Space Race 2.0: Google Searches for an Edge
Business + Economy

Space Race 2.0: Google Searches for an Edge

REUTERS/Gene Blevins

Call it Space Race 2.0. More than 50 years after the U.S. and Russia began a contest to reach the moon, a new sort of space race is underway. Now it's about one private-sector competitor beating another to take full advantage of satellite capabilities — and to a bigger bottom line. 

Google, for example, announced last week its intention to buy Skybox Imaging for $500 million in cash. Skybox makes satellites, and sells satellite imagery and analytic solutions. The Silicon Valley startup has been around for five years and currently has one satellite in orbit. In the statement announcing the deal, Google said: "Skybox’s satellites will help keep Google Maps accurate with up-to-date imagery," as well as "help improve Internet access."

Christopher Mims at The Wall Street Journal explained what that bland jargon really means: Google is buying Skybox for the incredible data it can collect by imaging the Earth — all of it, every day: “Within a couple of years, when you want to know whether you left your porch light on or if your teenager borrowed the car you forbade her to drive, you might check Google Maps.”

On the same day that Google announced its deal, news broke that venerable space systems and defense department contractor Lockheed Martin was launching a fight over U.S. satellite standards, as the Financial Times put it. The head of Lockheed Martin's space systems division, Rick Ambrose, was quoted as saying: “We will want all competitors to meet the mission assurance standards of the U.S. government.”

The "competitors" Ambrose was referring to is actually just one competitor: Elon Musk's SpaceX. At the end of April, SpaceX filed a "bid protest" with the United States Court of Federal Claims to challenge the exclusive deal United Launch Alliance — a joint Lockheed Martin/Boeing venture — has with the defense department to launch military satellites. In the press release announcing the court challenge, the company said: "SpaceX is not seeking to be awarded contracts for these launches. We are simply seeking the right to compete." Ambrose is alleging SpaceX is asking for leniency in launch standards.
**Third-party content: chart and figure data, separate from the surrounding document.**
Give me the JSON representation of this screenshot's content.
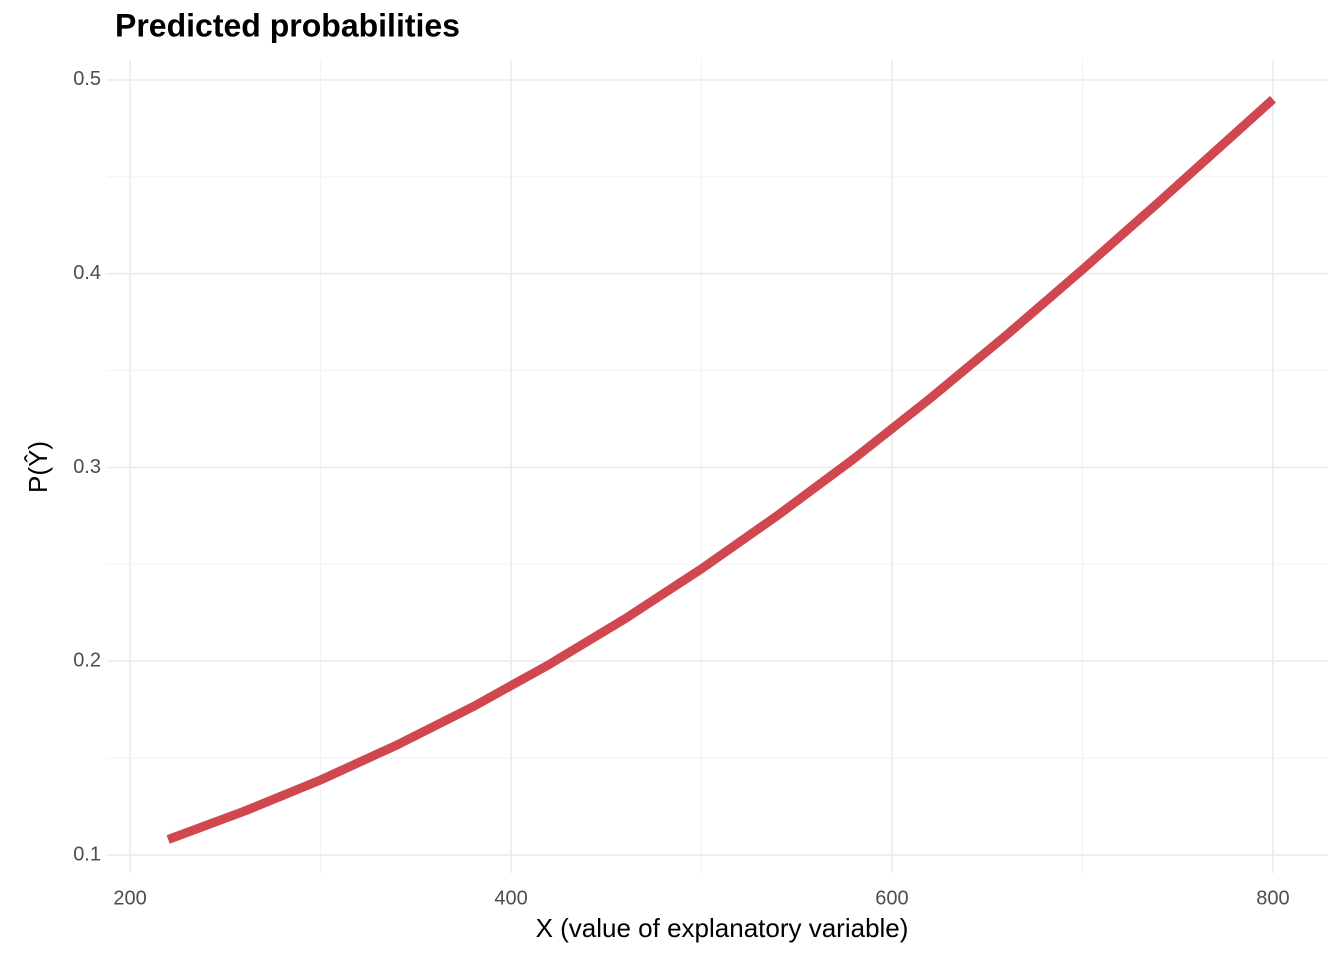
{
  "chart_data": {
    "type": "line",
    "title": "Predicted probabilities",
    "x_label": "X (value of explanatory variable)",
    "y_label": "P(Ŷ)",
    "x": [
      220,
      260,
      300,
      340,
      380,
      420,
      460,
      500,
      540,
      580,
      620,
      660,
      700,
      740,
      780,
      800
    ],
    "series": [
      {
        "name": "P(Ŷ)",
        "color": "#d1474f",
        "values": [
          0.108,
          0.1226,
          0.1387,
          0.1567,
          0.1765,
          0.1983,
          0.222,
          0.2477,
          0.2753,
          0.3045,
          0.3356,
          0.3682,
          0.4021,
          0.4369,
          0.4723,
          0.49
        ]
      }
    ],
    "xlim": [
      187.9,
      828.9
    ],
    "xticks": [
      200,
      400,
      600,
      800
    ],
    "ylim": [
      0.0907,
      0.5103
    ],
    "yticks": [
      0.1,
      0.2,
      0.3,
      0.4,
      0.5
    ],
    "grid": true
  }
}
As that battle over satellite launches heats up, satellite technology is also advancing. Tiny satellites called "nanosats" are already looking like the next big thing to change space business. Since last November, 94 nanosats have been launched, according to The Economist, most of which meet a build standard called CubeSat. CubeSat satellites are anywhere from 4 to 24 cubic inches in size, and 3 to 18 pounds in weight.

In some cases nanosats are no bigger than a postage stamp, yet have capabilities far beyond those of Sputnik, the world's first artificial satellite, which was launched into Earth orbit by the Russians in 1957.

All together, those developments in satellite technology are bound to bring big changes to the science and technology we use down here on Earth.